Das Gelände ist ein riesiger Platz aus Betonplatten und vertrocknetem Rasen mit einem überdimensionierten Sarg, in welchem ein Metronom liegt. Das dumpfe Pochen wie ein Herzschlag ist über das ganze Gelände zu hören. Sechs monumentale Steinfiguren auf dem Gelände verteilt, symbolisieren das Leid der Opfer. Hinter der Skulptur der Mutter, die drei Kinder Schutz gibt, befand sich das Kinderlager von Salaspils. Der Quader, der diesen grausamen Ort darstellt inkl. dem Grab mit über 600 Kinderleichen ist geschmückt mit Kinderspielzeug, das von Einheimischen, welche diesen Ort aufsuchen, auch heute noch niedergelegt wird.

Danach sind wir weiter nach Sigulda zur Ordensburg Turaida gefahren. Die Burg liegt heute in einem wunderbaren Park mit vielen beeindruckenden Skulpturen. Ein idealer Ort, um den Besuch im KZ Salaspils zu verarbeiten.

Das Herz der Gartenanlage ist der Folk Song Hill, auf dem sich schon in den 80er Jahren – während der Sowjetzeit – Sängergruppen trafen und altes Liedergut sangen. Der Folk Song Hill war einer der Plätze, an denen die «Singende Revolution» ihren Anfang nahm.

Die Burg von Turaida wurde 1214 im Auftrag der Bischöe von Riga auf den Resten eine ralten livländischen Holzfestung erbaut. Die Burg war bis ins 18. Jahrhundert bewohnt.

Ebenfalls im Park ist die älteste Holzkirche von Lettland zu sehen. Es ist eine sehr schlichte lutherische Kirche.

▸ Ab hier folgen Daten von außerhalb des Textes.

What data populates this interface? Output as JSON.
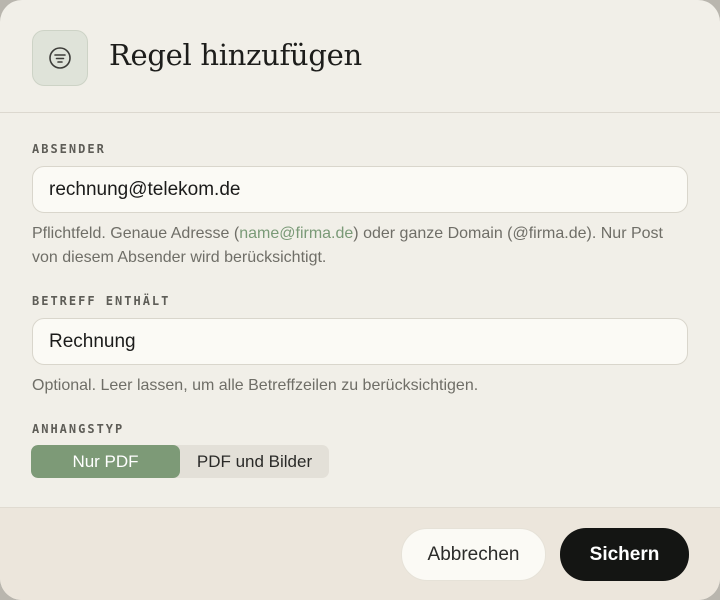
{
  "dialog": {
    "title": "Regel hinzufügen",
    "icon": "filter-icon"
  },
  "sender": {
    "label": "ABSENDER",
    "value": "rechnung@telekom.de",
    "hint_before": "Pflichtfeld. Genaue Adresse (",
    "hint_example": "name@firma.de",
    "hint_after": ") oder ganze Domain (@firma.de). Nur Post von diesem Absender wird berücksichtigt."
  },
  "subject": {
    "label": "BETREFF ENTHÄLT",
    "value": "Rechnung",
    "hint": "Optional. Leer lassen, um alle Betreffzeilen zu berücksichtigen."
  },
  "attachment": {
    "label": "ANHANGSTYP",
    "options": [
      "Nur PDF",
      "PDF und Bilder"
    ],
    "selected": "Nur PDF"
  },
  "footer": {
    "cancel_label": "Abbrechen",
    "save_label": "Sichern"
  },
  "colors": {
    "accent": "#7d9a77",
    "primary_button": "#141513",
    "background": "#f1efe8"
  }
}
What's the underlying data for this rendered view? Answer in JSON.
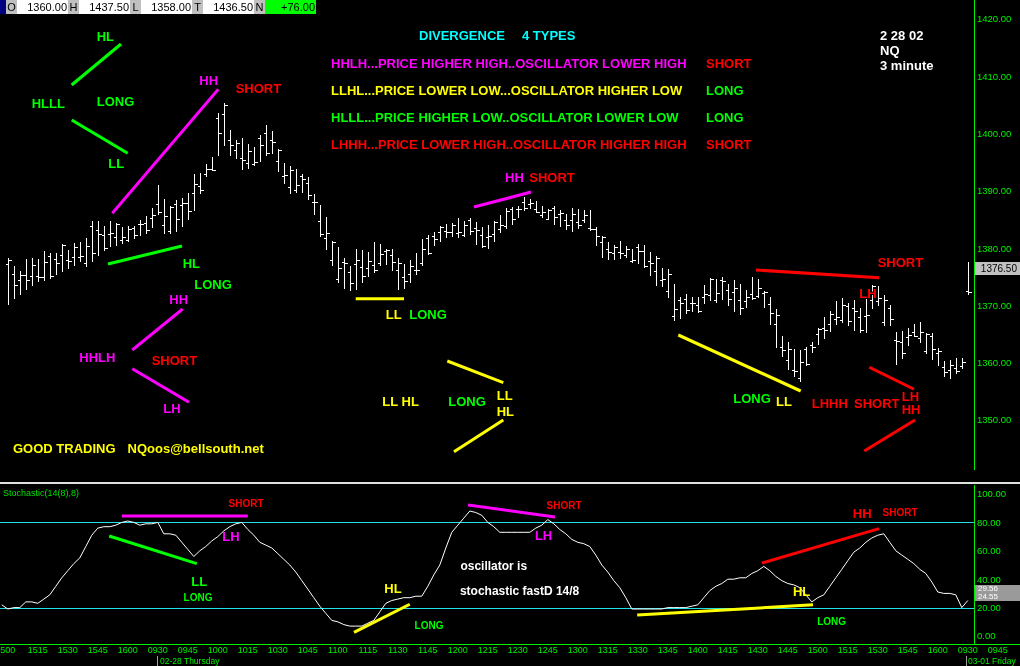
{
  "quote_bar": [
    {
      "label": "O",
      "value": "1360.00",
      "color": "#ffffff"
    },
    {
      "label": "H",
      "value": "1437.50",
      "color": "#ffffff"
    },
    {
      "label": "L",
      "value": "1358.00",
      "color": "#ffffff"
    },
    {
      "label": "T",
      "value": "1436.50",
      "color": "#ffffff"
    },
    {
      "label": "N",
      "value": "+76.00",
      "color": "#00ff00"
    }
  ],
  "price_chart": {
    "legend": {
      "title": "DIVERGENCE",
      "subtitle": "4 TYPES",
      "rows": [
        {
          "text": "HHLH...PRICE HIGHER HIGH..OSCILLATOR LOWER HIGH",
          "color": "#ff00ff",
          "signal": {
            "text": "SHORT",
            "color": "#ff0000"
          }
        },
        {
          "text": "LLHL...PRICE LOWER LOW...OSCILLATOR HIGHER LOW",
          "color": "#ffff00",
          "signal": {
            "text": "LONG",
            "color": "#00ff00"
          }
        },
        {
          "text": "HLLL...PRICE HIGHER LOW..OSCILLATOR LOWER LOW",
          "color": "#00ff00",
          "signal": {
            "text": "LONG",
            "color": "#00ff00"
          }
        },
        {
          "text": "LHHH...PRICE LOWER HIGH..OSCILLATOR HIGHER HIGH",
          "color": "#ff0000",
          "signal": {
            "text": "SHORT",
            "color": "#ff0000"
          }
        }
      ]
    },
    "info": [
      "2 28 02",
      "NQ",
      "3 minute"
    ],
    "labels": [
      {
        "text": "HL",
        "color": "#00ff00"
      },
      {
        "text": "HH",
        "color": "#ff00ff"
      },
      {
        "text": "SHORT",
        "color": "#ff0000"
      },
      {
        "text": "HLLL",
        "color": "#00ff00"
      },
      {
        "text": "LONG",
        "color": "#00ff00"
      },
      {
        "text": "LL",
        "color": "#00ff00"
      },
      {
        "text": "HH",
        "color": "#ff00ff"
      },
      {
        "text": "SHORT",
        "color": "#ff0000"
      },
      {
        "text": "HL",
        "color": "#00ff00"
      },
      {
        "text": "SHORT",
        "color": "#ff0000"
      },
      {
        "text": "LONG",
        "color": "#00ff00"
      },
      {
        "text": "HH",
        "color": "#ff00ff"
      },
      {
        "text": "LH",
        "color": "#ff0000"
      },
      {
        "text": "LL",
        "color": "#ffff00"
      },
      {
        "text": "LONG",
        "color": "#00ff00"
      },
      {
        "text": "HHLH",
        "color": "#ff00ff"
      },
      {
        "text": "SHORT",
        "color": "#ff0000"
      },
      {
        "text": "LH",
        "color": "#ff00ff"
      },
      {
        "text": "LL HL",
        "color": "#ffff00"
      },
      {
        "text": "LONG",
        "color": "#00ff00"
      },
      {
        "text": "LL",
        "color": "#ffff00"
      },
      {
        "text": "HL",
        "color": "#ffff00"
      },
      {
        "text": "LONG",
        "color": "#00ff00"
      },
      {
        "text": "LL",
        "color": "#ffff00"
      },
      {
        "text": "LHHH",
        "color": "#ff0000"
      },
      {
        "text": "SHORT",
        "color": "#ff0000"
      },
      {
        "text": "LH",
        "color": "#ff0000"
      },
      {
        "text": "HH",
        "color": "#ff0000"
      }
    ],
    "lines": [
      {
        "color": "#00ff00"
      },
      {
        "color": "#ff00ff"
      },
      {
        "color": "#00ff00"
      },
      {
        "color": "#ff00ff"
      },
      {
        "color": "#00ff00"
      },
      {
        "color": "#ff0000"
      },
      {
        "color": "#ffff00"
      },
      {
        "color": "#ffff00"
      },
      {
        "color": "#ff00ff"
      },
      {
        "color": "#ffff00"
      },
      {
        "color": "#ff0000"
      },
      {
        "color": "#ff00ff"
      },
      {
        "color": "#ff0000"
      },
      {
        "color": "#ffff00"
      }
    ],
    "footer": [
      "GOOD TRADING",
      "NQoos@bellsouth.net"
    ],
    "axis_labels": [
      "1420.00",
      "1410.00",
      "1400.00",
      "1390.00",
      "1380.00",
      "1370.00",
      "1360.00",
      "1350.00"
    ],
    "last_price": "1376.50"
  },
  "stochastic": {
    "value_tags": [
      "29.56",
      "24.55"
    ],
    "date_labels": [
      "02-28 Thursday",
      "03-01 Friday"
    ],
    "labels": [
      {
        "kind": "signal",
        "text": "SHORT",
        "color": "#ff0000"
      },
      {
        "kind": "signal",
        "text": "SHORT",
        "color": "#ff0000"
      },
      {
        "kind": "label",
        "text": "HH",
        "color": "#ff0000"
      },
      {
        "kind": "signal",
        "text": "SHORT",
        "color": "#ff0000"
      },
      {
        "kind": "label",
        "text": "LH",
        "color": "#ff00ff"
      },
      {
        "kind": "label",
        "text": "LH",
        "color": "#ff00ff"
      },
      {
        "kind": "caption",
        "text": "oscillator is",
        "color": "#ffffff"
      },
      {
        "kind": "label",
        "text": "LL",
        "color": "#00ff00"
      },
      {
        "kind": "signal",
        "text": "LONG",
        "color": "#00ff00"
      },
      {
        "kind": "label",
        "text": "HL",
        "color": "#ffff00"
      },
      {
        "kind": "caption",
        "text": "stochastic fastD 14/8",
        "color": "#ffffff"
      },
      {
        "kind": "label",
        "text": "HL",
        "color": "#ffff00"
      },
      {
        "kind": "signal",
        "text": "LONG",
        "color": "#00ff00"
      },
      {
        "kind": "signal",
        "text": "LONG",
        "color": "#00ff00"
      }
    ],
    "lines": [
      {
        "color": "#ff00ff"
      },
      {
        "color": "#00ff00"
      },
      {
        "color": "#ffff00"
      },
      {
        "color": "#ff00ff"
      },
      {
        "color": "#ffff00"
      },
      {
        "color": "#ff0000"
      }
    ],
    "chart_data": {
      "type": "line",
      "title": "Stochastic(14(8),8)",
      "ylim": [
        -5.63,
        106.34
      ],
      "categories": [
        null,
        "500",
        null,
        null,
        null,
        null,
        "1515",
        null,
        null,
        null,
        null,
        "1530",
        null,
        null,
        null,
        null,
        "1545",
        null,
        null,
        null,
        null,
        "1600",
        null,
        null,
        null,
        null,
        "0930",
        null,
        null,
        null,
        null,
        "0945",
        null,
        null,
        null,
        null,
        "1000",
        null,
        null,
        null,
        null,
        "1015",
        null,
        null,
        null,
        null,
        "1030",
        null,
        null,
        null,
        null,
        "1045",
        null,
        null,
        null,
        null,
        "1100",
        null,
        null,
        null,
        null,
        "1115",
        null,
        null,
        null,
        null,
        "1130",
        null,
        null,
        null,
        null,
        "1145",
        null,
        null,
        null,
        null,
        "1200",
        null,
        null,
        null,
        null,
        "1215",
        null,
        null,
        null,
        null,
        "1230",
        null,
        null,
        null,
        null,
        "1245",
        null,
        null,
        null,
        null,
        "1300",
        null,
        null,
        null,
        null,
        "1315",
        null,
        null,
        null,
        null,
        "1330",
        null,
        null,
        null,
        null,
        "1345",
        null,
        null,
        null,
        null,
        "1400",
        null,
        null,
        null,
        null,
        "1415",
        null,
        null,
        null,
        null,
        "1430",
        null,
        null,
        null,
        null,
        "1445",
        null,
        null,
        null,
        null,
        "1500",
        null,
        null,
        null,
        null,
        "1515",
        null,
        null,
        null,
        null,
        "1530",
        null,
        null,
        null,
        null,
        "1545",
        null,
        null,
        null,
        null,
        "1600",
        null,
        null,
        null,
        null,
        "0930",
        null,
        null,
        null,
        null,
        "0945"
      ],
      "yticks": [
        {
          "value": 100,
          "label": "100.00"
        },
        {
          "value": 80,
          "label": "80.00"
        },
        {
          "value": 60,
          "label": "60.00"
        },
        {
          "value": 40,
          "label": "40.00"
        },
        {
          "value": 20,
          "label": "20.00"
        },
        {
          "value": 0,
          "label": "0.00"
        }
      ],
      "series": [
        {
          "color": "#ffffff",
          "values": [
            22,
            19,
            20,
            20,
            24,
            24,
            23,
            26,
            29,
            35,
            41,
            46,
            51,
            55,
            63,
            71,
            76,
            77,
            77,
            78,
            80,
            81,
            80,
            78,
            79,
            79,
            80,
            72,
            72,
            71,
            66,
            61,
            56,
            60,
            63,
            67,
            70,
            74,
            77,
            79,
            80,
            75,
            71,
            66,
            64,
            62,
            58,
            54,
            50,
            45,
            39,
            33,
            27,
            21,
            16,
            11,
            10,
            8,
            7,
            7,
            7,
            9,
            11,
            17,
            23,
            25,
            26,
            27,
            27,
            28,
            28,
            35,
            43,
            50,
            62,
            73,
            78,
            83,
            88,
            87,
            85,
            80,
            77,
            73,
            73,
            73,
            73,
            73,
            73,
            76,
            78,
            82,
            79,
            75,
            72,
            68,
            66,
            65,
            63,
            57,
            50,
            45,
            39,
            34,
            27,
            19,
            19,
            19,
            19,
            19,
            19,
            20,
            20,
            20,
            20,
            21,
            22,
            27,
            32,
            35,
            37,
            40,
            40,
            41,
            41,
            44,
            46,
            49,
            46,
            42,
            39,
            37,
            36,
            34,
            29,
            24,
            27,
            29,
            35,
            41,
            47,
            53,
            59,
            62,
            66,
            69,
            71,
            72,
            66,
            60,
            57,
            54,
            51,
            47,
            44,
            38,
            31,
            30,
            30,
            29,
            20,
            25,
            null,
            null,
            null,
            null,
            null
          ]
        }
      ],
      "ref_lines": [
        {
          "axis": "y",
          "value": 80
        },
        {
          "axis": "y",
          "value": 20
        }
      ]
    }
  }
}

Zum Schluss besuchten wir das Grab der Rose von Turaida. Die Legende beschreibt folgendes: «Nach einer Schlacht bei der Burg Turaida im Mai 1601 fand der Burgschreiber Greif auf der Suche nach Überlebenden ein Neugeborenes in den Armen seiner toten Mutter. Er zog das Mädchen wie eine eigene Tochter auf und gab ihm den Namen lettisch Maija; herangewachsen erhielt sie wegen ihrer grossen Schönheit den Beinamen Rosa bzw. Rose (lettisch Roze). Mit dem aus Deutschland eingewanderten Landschaftsgärtner Viktor Heil verband sie eine tiefe Liebe, im Herbst 1620 wollten die beiden heiraten. Kurz zuvor lockte ein Bote – vermeintlich in Viktors Auftrag – Mai Greif zur Gutmannshöhle (Gūtmaņa ala), ihrem gewöhnlichen Treffpunkt. Sie begab sich in Begleitung von Leutha, der Tochter ihres Adoptivvaters, dorthin. Dort lauerte ihr der polnische Söldner Adam Jakubovski in der Absicht auf, sie zu vergewaltigen, da sie seinen Heiratsantrag abgelehnt hatte. Maija bot ihm ihr Halstuch, das den Träger unverwundbar mache, falls er sie gehen liesse, und forderte ihn auf, die Wirkung des Tuches an ihr zu erproben. Nach kurzem Zögern verwundete Jakubovsky sie daraufhin tödlich mit seinem Schwert. Maija starb entsprechend dem Sinnspruch, der in das Halstuch – ein Geschenk ihres Verlobten – gestickt war:

«Lass‘ des Muthes Fahne wehen,

Wenn den Stab dein Schicksal bricht!

Lass‘ dein Leben untergehen,

Aber deine Ehre nicht!»

Am Abend fand Viktor in der Höhle die Leiche seiner geliebten Maija. Zunächst fiel der Mordverdacht auf ihn; vor Gericht trat jedoch ein Zeuge namens Peter Skudritz auf und sagte aus, er habe Maija in Jakubovskis Auftrag zur Höhle gelockt und die Tat mit angesehen. Der Mörder selber habe sich inzwischen erhängt. Leutha, die nach einigen Tagen des Umherirrens aufgefunden wurde, bestätigte diesen Tatverlauf.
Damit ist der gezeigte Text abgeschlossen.